No textbooks written by Prohaeresius survive today, but his influence as a teacher is described by famous sophists and rhetoricians of the second half of the fourth century such as Himerius and Libanius.
Many Armenians had travelled to Athens to study under Prohaeresius whom Sozomenos called the most celebrated sophist of his age.

==Rome==
Attracted by the fame of this genius of erudition, the emperor Constans invited him to his palace in Gaul and entertained him magnificently, though the guest was very simple and ascetic in habits. He was then sent by the emperor to Rome, where he became an object of popular veneration, culminating in the erection of his statue, which bore the inscription Regina rerum Roma, Regi Eloquentiae, i.e., "(from) Rome, the queen of cities, to the king of eloquence".

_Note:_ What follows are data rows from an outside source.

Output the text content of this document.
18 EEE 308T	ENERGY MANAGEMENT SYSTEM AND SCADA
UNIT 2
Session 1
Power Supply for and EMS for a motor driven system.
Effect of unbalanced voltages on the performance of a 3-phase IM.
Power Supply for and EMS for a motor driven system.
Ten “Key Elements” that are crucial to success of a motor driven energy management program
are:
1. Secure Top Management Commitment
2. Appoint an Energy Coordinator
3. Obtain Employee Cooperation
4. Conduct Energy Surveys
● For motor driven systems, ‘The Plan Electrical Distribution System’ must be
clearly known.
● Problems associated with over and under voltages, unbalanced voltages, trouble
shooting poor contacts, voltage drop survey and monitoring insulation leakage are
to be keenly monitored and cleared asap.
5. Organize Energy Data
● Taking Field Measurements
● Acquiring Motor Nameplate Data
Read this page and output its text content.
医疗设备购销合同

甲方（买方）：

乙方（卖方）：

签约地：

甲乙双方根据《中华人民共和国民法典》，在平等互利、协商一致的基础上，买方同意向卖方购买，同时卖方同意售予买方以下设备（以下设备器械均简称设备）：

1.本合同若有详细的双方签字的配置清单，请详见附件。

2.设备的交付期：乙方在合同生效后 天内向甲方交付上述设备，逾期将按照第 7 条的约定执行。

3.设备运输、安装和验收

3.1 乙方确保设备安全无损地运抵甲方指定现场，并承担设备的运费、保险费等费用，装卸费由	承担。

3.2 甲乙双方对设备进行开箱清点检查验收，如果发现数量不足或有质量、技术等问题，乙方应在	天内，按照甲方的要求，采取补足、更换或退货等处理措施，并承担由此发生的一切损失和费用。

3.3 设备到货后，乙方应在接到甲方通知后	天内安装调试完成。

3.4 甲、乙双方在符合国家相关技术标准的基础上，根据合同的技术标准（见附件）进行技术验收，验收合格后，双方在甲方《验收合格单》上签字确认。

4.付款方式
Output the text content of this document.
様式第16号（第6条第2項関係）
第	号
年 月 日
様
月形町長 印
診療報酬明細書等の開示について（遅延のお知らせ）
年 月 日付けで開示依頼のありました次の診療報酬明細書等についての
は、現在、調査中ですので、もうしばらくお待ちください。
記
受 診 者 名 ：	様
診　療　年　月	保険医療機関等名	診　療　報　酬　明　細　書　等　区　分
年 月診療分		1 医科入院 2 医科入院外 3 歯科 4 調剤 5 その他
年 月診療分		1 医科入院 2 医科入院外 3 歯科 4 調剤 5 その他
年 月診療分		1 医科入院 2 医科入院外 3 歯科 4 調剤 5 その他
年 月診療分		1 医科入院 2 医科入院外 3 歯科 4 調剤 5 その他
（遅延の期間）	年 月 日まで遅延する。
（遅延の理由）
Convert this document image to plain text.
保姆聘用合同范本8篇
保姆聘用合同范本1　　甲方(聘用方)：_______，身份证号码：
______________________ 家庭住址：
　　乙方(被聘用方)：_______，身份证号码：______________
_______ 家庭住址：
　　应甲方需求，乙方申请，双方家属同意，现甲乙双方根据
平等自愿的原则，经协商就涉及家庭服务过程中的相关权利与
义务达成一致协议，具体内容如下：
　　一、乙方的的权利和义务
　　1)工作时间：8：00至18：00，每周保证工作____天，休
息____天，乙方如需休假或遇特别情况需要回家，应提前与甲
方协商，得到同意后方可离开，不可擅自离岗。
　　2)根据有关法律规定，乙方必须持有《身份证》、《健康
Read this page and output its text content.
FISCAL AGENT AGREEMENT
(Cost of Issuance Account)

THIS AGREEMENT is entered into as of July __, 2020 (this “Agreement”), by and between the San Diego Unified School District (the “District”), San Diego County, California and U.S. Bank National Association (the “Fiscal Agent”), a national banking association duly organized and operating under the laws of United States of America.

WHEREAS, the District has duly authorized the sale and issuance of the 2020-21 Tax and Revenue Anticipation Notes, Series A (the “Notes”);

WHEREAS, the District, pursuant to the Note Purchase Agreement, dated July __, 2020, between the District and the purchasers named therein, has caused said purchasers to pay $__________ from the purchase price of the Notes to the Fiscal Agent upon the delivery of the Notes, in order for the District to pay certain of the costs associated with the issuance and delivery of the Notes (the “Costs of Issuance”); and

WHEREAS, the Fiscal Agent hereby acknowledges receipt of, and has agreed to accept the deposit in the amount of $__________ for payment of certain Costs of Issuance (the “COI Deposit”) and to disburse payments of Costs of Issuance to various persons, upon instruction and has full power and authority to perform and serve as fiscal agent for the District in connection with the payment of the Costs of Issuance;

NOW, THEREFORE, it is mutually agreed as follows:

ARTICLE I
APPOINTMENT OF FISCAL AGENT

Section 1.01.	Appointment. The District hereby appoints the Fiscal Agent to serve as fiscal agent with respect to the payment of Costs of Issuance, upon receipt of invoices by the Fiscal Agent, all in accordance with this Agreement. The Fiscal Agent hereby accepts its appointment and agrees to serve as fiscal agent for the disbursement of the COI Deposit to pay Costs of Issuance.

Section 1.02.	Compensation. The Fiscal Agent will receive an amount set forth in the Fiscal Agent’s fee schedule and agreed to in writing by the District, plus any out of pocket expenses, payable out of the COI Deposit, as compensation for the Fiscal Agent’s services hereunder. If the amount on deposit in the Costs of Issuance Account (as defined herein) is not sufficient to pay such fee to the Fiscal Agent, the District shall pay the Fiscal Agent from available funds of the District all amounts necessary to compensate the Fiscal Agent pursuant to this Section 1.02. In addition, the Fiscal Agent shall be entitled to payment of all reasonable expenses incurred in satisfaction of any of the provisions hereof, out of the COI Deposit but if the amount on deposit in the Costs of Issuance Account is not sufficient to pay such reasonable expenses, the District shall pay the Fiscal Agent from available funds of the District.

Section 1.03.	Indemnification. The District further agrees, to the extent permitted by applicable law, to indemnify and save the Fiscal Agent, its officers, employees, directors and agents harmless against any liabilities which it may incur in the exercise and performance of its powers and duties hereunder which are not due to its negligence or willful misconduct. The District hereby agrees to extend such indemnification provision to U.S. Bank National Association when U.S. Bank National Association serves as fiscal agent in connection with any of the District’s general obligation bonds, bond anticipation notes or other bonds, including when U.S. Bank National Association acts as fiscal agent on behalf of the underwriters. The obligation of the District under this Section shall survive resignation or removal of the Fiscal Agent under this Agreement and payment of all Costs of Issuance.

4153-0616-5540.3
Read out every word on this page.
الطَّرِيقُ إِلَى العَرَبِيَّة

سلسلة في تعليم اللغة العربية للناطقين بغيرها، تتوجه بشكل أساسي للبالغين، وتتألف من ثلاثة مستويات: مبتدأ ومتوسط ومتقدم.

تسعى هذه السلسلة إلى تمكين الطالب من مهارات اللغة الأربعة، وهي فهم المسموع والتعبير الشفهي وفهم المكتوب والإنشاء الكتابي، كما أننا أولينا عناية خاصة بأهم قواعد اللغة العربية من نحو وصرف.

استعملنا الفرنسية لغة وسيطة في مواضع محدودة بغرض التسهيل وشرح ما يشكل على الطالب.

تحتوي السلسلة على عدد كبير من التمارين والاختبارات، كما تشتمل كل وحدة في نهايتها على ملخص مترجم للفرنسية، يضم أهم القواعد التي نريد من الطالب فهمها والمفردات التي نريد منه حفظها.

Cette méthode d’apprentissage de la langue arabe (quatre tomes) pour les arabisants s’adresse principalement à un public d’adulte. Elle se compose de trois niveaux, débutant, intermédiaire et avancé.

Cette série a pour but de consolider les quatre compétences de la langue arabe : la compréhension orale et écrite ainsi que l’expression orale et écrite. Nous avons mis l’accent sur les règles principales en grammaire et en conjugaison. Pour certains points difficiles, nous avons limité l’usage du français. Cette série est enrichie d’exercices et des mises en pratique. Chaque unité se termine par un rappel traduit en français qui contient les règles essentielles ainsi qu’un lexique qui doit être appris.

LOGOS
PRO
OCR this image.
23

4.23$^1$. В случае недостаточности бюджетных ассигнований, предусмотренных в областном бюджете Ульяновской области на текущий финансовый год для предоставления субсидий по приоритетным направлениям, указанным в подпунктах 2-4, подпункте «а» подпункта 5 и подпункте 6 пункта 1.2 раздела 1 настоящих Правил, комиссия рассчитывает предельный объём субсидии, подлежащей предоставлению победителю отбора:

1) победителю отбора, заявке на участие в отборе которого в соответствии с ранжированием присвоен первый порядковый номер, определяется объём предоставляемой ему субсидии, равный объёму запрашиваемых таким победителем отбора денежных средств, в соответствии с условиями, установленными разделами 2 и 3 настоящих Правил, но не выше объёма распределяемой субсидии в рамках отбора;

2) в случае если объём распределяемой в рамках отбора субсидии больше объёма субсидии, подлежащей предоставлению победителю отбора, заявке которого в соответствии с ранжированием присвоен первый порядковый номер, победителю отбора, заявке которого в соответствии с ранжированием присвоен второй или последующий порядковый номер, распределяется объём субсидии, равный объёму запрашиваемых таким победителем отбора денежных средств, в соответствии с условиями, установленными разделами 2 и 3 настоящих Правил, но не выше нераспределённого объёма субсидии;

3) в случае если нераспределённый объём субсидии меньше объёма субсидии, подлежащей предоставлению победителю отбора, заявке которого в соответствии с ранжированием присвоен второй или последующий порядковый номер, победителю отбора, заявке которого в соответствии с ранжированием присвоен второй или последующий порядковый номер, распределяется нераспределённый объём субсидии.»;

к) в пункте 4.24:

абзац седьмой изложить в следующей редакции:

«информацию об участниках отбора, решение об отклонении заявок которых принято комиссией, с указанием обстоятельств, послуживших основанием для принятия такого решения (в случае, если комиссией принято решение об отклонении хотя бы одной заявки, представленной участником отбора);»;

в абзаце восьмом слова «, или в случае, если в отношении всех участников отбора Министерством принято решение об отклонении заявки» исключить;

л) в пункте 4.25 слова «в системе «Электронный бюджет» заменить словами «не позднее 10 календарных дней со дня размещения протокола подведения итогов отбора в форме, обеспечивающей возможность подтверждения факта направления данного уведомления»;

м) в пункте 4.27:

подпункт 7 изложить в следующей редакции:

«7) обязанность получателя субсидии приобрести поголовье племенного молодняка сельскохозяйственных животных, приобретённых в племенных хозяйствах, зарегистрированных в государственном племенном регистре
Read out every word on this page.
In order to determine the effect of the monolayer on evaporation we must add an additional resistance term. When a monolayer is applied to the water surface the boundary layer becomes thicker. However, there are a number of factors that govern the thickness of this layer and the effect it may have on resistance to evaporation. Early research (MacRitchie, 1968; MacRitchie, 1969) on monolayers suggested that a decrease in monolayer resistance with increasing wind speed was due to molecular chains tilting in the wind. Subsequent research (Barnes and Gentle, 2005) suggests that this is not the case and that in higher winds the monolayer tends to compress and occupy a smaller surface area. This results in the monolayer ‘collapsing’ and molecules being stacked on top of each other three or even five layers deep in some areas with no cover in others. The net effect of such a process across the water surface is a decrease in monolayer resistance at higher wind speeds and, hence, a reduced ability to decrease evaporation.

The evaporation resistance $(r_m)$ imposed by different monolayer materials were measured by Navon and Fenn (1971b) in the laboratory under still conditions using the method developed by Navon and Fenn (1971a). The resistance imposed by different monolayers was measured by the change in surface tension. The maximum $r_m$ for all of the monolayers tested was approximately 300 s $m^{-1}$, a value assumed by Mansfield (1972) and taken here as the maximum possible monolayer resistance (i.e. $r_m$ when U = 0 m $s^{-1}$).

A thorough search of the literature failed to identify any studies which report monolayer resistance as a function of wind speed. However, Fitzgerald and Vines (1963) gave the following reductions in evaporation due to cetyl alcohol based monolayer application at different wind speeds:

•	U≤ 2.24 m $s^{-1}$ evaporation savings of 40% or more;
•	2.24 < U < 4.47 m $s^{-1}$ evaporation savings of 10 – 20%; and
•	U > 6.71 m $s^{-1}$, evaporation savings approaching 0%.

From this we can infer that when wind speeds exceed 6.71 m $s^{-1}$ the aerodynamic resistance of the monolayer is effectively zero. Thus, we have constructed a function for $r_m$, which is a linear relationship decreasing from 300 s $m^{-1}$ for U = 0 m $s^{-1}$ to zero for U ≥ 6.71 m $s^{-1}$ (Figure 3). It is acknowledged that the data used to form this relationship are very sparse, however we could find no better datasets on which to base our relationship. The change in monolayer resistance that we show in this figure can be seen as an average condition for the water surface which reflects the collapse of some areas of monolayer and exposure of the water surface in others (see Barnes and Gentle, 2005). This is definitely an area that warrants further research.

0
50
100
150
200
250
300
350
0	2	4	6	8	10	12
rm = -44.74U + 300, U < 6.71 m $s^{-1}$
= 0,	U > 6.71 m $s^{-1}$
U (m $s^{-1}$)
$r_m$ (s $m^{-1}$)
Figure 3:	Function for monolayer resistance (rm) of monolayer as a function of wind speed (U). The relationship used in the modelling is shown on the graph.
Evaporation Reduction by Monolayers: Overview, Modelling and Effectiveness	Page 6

Prohaeresius also received an honorary praetorian prefecture from the emperor. Some of his other notable students were Gregory of Nazianzus and Basil the Great. The historian Eunapius was Prohaeresius' favorite student and biographer. Eunapius reported that when the emperor Julian the Apostate banned Christians from holding chairs of education in 362, Prohaeresius was among them.

Prohaeresius was given a special dispensation. Julian the Apostate, a scholarly man who was made emperor against his desire in 361, greatly admired Prohaeresius, and in a letter spoke of his "exuberant and overflowing stream of speech...mighty in discourse, just like Pericles". In the hope of winning Prohaeresius to Theurgy, Julian maintained him in a professorial chair, dismissing all others; but Prohaeresius remained loyal to his faith, and voluntarily resigned his lucrative post.

Otherwise, Eunapius described Prohaeresius in pagan terms by comparing him to famous Greek mythological figures (Geryon and Hermes) and Athenian ruler Peisistratus. Overall Eunapius presented his teacher Prohaeresius as an icon of Hellenic holiness.

== Cultural depictions ==
Prohaeresius is depicted in a novella by the 19th-century Armenian author Raffi titled Paruyr Haykazn (1884; published in English translation as Prohaeresius). In the work, Raffi imagines a meeting between Prohaeresius and the Armenian historian Movses Khorenatsi, contrasting Khorenatsi's contributions to his own nation with Prohaeresius's contributions to a foreign one. The 20th-century Armenian writer Moushegh Ishkhan wrote a play with the same premise titled Paruyr Haykazn yev Movses Khorenatsi.